For x-ray diffraction one needs to find the solutions to the so called Laue-Equation
G_hkl - k_in + |k_in|*(sin(theta) cos(phi) , sin(theta) sin(phi) , cos(theta))=0
where G_hkl is a given 3 dimensional vector, k_in can be chosen as (0,0,1) and theta and phi are free parameters to fulfill the equation. In a typical experiment G_hkl is then rotated around the x-axis and for every step in the rotation one needs to find the solution to the equation. The equation cannot have more than one solution at a given rotation.

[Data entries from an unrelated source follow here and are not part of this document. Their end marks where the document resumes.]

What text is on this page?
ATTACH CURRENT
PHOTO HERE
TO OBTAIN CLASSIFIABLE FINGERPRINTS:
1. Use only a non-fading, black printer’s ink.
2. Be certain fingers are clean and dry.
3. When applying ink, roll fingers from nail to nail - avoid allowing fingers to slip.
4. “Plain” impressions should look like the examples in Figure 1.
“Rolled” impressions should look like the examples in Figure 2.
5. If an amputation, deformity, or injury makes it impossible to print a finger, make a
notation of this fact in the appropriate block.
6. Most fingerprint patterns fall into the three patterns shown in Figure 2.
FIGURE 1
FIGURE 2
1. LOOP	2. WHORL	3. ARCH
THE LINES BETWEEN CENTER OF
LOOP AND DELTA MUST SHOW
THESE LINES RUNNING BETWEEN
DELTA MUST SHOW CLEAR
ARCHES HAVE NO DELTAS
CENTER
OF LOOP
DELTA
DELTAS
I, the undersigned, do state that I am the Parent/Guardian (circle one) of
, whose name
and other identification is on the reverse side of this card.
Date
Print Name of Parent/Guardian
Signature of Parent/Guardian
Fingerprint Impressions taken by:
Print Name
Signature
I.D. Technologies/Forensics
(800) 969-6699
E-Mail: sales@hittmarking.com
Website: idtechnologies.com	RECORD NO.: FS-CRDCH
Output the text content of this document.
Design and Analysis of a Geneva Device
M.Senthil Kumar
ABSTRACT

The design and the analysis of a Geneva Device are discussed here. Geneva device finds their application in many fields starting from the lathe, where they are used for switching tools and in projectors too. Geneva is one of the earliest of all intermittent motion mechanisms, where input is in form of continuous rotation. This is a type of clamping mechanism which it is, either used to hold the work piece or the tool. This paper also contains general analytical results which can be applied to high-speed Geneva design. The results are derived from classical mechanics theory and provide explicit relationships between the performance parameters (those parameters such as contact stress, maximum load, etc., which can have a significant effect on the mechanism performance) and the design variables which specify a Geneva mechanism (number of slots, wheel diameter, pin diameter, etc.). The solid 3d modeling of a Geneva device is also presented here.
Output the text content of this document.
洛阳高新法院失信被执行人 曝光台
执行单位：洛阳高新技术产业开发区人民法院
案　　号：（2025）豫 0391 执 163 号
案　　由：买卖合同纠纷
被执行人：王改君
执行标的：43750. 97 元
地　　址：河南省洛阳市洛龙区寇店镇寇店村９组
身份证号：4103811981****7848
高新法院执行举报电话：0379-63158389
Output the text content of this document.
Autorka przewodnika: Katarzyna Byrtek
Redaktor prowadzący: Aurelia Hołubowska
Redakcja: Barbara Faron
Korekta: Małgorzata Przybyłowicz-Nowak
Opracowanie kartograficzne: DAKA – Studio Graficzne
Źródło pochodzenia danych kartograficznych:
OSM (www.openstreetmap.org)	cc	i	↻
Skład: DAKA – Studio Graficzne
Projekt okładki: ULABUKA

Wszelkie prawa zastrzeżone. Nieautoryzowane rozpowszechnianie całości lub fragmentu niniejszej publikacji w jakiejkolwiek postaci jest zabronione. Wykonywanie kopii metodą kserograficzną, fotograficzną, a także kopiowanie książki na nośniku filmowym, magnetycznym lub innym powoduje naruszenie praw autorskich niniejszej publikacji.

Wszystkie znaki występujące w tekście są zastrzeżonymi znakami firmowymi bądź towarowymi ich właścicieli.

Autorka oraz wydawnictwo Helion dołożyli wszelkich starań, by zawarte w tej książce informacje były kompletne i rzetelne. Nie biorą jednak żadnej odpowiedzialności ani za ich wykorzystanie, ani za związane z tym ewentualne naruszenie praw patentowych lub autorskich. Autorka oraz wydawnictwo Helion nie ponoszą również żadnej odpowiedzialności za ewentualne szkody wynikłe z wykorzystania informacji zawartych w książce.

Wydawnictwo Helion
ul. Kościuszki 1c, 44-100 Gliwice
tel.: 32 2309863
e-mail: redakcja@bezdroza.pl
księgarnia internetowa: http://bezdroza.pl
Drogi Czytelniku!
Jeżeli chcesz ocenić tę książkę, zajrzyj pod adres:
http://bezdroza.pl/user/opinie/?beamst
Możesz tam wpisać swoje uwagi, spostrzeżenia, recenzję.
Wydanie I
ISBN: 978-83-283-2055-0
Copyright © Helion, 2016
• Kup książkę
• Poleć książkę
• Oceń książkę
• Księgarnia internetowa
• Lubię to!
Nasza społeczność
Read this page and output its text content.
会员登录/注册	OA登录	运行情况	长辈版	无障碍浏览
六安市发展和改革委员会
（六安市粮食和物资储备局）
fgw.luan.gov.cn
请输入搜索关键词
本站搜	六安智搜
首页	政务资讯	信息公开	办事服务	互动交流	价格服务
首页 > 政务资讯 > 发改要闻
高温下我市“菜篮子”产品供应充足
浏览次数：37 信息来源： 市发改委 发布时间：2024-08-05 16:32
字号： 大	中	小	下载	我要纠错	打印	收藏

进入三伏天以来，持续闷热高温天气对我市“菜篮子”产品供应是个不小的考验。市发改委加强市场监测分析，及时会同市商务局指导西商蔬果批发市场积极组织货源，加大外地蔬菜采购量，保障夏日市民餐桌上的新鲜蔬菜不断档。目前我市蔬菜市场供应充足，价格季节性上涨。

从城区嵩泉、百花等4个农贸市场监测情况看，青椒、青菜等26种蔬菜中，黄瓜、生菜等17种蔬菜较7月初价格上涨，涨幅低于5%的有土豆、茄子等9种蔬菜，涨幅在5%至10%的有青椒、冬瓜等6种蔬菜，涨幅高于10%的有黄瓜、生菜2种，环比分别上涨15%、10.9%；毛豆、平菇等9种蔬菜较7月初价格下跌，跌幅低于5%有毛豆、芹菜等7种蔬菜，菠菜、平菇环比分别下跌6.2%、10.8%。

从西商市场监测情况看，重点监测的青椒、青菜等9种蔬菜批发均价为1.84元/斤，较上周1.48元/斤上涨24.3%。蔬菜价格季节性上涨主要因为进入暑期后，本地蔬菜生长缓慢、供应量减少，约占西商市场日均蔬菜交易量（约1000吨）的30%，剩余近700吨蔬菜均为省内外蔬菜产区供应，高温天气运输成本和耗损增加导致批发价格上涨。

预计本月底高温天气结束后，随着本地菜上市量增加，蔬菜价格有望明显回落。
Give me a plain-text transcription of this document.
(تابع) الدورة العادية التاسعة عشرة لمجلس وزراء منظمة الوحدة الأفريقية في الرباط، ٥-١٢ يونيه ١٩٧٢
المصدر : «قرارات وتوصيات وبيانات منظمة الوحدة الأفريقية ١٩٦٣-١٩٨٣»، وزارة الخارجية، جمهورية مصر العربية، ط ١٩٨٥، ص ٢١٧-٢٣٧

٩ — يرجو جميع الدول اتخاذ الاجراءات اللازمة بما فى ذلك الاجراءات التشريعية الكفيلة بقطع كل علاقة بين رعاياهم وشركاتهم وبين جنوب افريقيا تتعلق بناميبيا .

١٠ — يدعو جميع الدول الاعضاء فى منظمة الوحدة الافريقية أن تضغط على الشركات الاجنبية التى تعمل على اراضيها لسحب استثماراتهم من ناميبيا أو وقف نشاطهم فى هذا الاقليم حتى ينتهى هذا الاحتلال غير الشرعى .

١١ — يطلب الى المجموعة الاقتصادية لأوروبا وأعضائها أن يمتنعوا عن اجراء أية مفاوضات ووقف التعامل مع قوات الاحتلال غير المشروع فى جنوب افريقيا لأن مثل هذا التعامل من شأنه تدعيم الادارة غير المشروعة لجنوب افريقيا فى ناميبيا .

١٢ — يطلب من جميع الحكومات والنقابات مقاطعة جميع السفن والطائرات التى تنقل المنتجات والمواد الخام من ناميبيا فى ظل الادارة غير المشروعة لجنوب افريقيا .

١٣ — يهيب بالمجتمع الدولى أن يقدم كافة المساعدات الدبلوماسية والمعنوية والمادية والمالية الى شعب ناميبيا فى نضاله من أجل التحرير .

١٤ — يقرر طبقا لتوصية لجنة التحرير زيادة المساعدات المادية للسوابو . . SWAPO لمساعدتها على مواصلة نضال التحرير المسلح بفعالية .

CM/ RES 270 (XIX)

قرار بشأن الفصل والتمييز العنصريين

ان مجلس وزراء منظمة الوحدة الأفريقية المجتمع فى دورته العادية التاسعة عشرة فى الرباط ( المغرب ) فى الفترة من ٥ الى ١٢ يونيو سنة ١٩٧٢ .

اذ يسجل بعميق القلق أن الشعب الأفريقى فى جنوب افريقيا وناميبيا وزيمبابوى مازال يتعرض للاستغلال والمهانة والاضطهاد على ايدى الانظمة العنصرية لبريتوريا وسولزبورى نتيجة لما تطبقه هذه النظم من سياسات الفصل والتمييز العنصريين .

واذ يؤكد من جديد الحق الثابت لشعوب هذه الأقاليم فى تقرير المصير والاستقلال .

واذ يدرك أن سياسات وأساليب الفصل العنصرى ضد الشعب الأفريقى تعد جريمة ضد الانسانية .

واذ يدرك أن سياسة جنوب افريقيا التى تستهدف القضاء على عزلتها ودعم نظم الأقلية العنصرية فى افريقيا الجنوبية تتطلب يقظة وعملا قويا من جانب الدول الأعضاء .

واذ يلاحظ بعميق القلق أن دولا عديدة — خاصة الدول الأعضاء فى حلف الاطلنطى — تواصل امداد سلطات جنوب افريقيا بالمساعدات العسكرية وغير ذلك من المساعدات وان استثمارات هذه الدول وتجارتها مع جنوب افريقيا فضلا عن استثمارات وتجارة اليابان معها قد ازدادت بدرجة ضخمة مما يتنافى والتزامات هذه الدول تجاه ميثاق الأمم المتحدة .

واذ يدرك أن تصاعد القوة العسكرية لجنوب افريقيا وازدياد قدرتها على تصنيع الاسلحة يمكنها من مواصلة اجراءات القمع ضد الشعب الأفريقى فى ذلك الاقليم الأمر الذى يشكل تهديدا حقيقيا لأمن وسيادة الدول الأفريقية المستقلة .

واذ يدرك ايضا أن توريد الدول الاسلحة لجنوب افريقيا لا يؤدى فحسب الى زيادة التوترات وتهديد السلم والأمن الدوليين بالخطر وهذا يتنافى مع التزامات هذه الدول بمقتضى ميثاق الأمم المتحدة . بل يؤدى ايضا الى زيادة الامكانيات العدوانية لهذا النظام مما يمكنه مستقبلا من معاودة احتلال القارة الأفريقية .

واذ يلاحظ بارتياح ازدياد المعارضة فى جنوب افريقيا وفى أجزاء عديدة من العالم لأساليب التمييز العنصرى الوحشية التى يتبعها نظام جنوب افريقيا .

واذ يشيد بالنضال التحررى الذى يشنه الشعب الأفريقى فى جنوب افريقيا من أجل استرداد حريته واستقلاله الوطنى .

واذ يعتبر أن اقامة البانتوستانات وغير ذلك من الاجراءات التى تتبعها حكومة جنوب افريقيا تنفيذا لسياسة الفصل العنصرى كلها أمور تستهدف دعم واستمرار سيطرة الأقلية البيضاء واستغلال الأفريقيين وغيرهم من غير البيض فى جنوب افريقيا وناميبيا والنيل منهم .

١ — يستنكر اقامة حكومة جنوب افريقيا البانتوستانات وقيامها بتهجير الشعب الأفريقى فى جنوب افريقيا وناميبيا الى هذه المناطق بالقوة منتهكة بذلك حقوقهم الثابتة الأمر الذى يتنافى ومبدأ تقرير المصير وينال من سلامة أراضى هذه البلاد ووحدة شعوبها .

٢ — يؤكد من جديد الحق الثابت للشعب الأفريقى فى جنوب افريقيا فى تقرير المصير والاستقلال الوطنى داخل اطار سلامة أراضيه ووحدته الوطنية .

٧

I have written this python script to find these solution but for my application it is not fast enough.
import numpy as np
import time
# Just initialization of variables. This is fast enough
res_list = []
N_rot = 100
Ghkl = np.array([0,0.7,0.7])
Ghkl_norm = np.linalg.norm(Ghkl)
kin = np.array([0,0,1])
kin_norm = np.linalg.norm(kin)
alpha_step = 2*np.pi/(N_rot-1)
rot_mat = np.array([[1,0,0],[0,np.cos(alpha_step),-np.sin(alpha_step)],[0,np.sin(alpha_step),np.cos(alpha_step)]])
# You can deduce theta from the norm of the vector equation
theta = np.arccos(1-(Ghkl_norm**2/(2*kin_norm**2)))
sint = np.sin(theta)
cost = np.cos(theta)
# This leaves only phi as paramter to find
# I find phi by introducing a finite test vector
# and testing whether the norm of the vector equation is close
# to zero for any of those test phis
phi_test = np.linspace(0,2*np.pi,200)
kout = kin_norm * np.array([sint * np.cos(phi_test), sint * np.sin(phi_test), cost + 0*phi_test]).T
##############
start_time = time.time()
for j in range(100): # just to make it longer to measure the time
res_list = []
for i in range(N_rot): # This loop is too slow
# Here the norm of the vector equation is calculated for all phi_test
norm_vec = np.linalg.norm(Ghkl[np.newaxis, :] - kin[np.newaxis, :] + kout, axis=1)
if (norm_vec < 0.01 * kin_norm).any(): # check whether any fulfills the criterion
minarg = np.argmin(norm_vec)
res_list.append([theta, phi_test[minarg]])
Ghkl = np.dot(rot_mat,Ghkl)
print('Time was {0:1.2f} s'.format( (time.time()-start_time)))
# On my machine it takes 0.3s and res_list should be
# [[1.0356115365192968, 1.578689775673263]]
Do you know a faster way to calculate this, either conceptually by solving the equation totally different or by just making it faster with my existing method?
There's a dependency as Ghkl is being updated at each iteration and re-used at the next. The corresponding closed form might be difficult to trace out. So, I would focus on improving the performance on the rest of the code inside that innermost loop.
Now, there we are calculating norm_vec, which I think could be sped up with two methods as listed next.
Appproach #1 Using Scipy's cdist -
from scipy.spatial.distance import cdist
norm_vec = cdist(kout,(kin-Ghkl)[None]) # Rest of code stays the same
Appproach #2 Using np.einsum -
sums = (Ghkl-kin)+kout
norm_vec_sq = np.einsum('ij,ij->i',sums,sums)
if (norm_vec_sq < (0.01 * kin_norm)**2 ).any():
minarg = np.argmin(norm_vec_sq) # Rest of code stays the same
Runtime test -
Using the inputs listed in the question, we have these results :
In [91]: %timeit np.linalg.norm(Ghkl- kin + kout, axis=1)
10000 loops, best of 3: 31.1 µs per loop
In [92]: sums = (Ghkl-kin)+kout
...: norm_vec_sq = np.einsum('ij,ij->i',sums,sums)
...:
In [93]: %timeit (Ghkl-kin)+kout # Approach2 - step1
100000 loops, best of 3: 7.09 µs per loop
In [94]: %timeit np.einsum('ij,ij->i',sums,sums) # Approach2 - step2
100000 loops, best of 3: 3.82 µs per loop
In [95]: %timeit cdist(kout,(kin-Ghkl)[None]) # Approach1
10000 loops, best of 3: 44.1 µs per loop
So, approach #1 isn't showing any improvement for those input sizes, but approach #2 is getting around 3x speedup there on calculating norm_vec.
Short note on why np.einsum is beneficial here : Well, einsum is great for elementwise multiplication and sum-reduction. We are exploiting that very nature of problem here. np.linalg.norm gives us summations along the second axis on the squared version of the input. So, the einsum counterpart would be to just feed the same input twice as the two inputs to it, thus taking care of the squaring and then lose the second axis with its sum-reduction that is expressed with its string notation. It does both these in one go and that's probably why it's so fast here.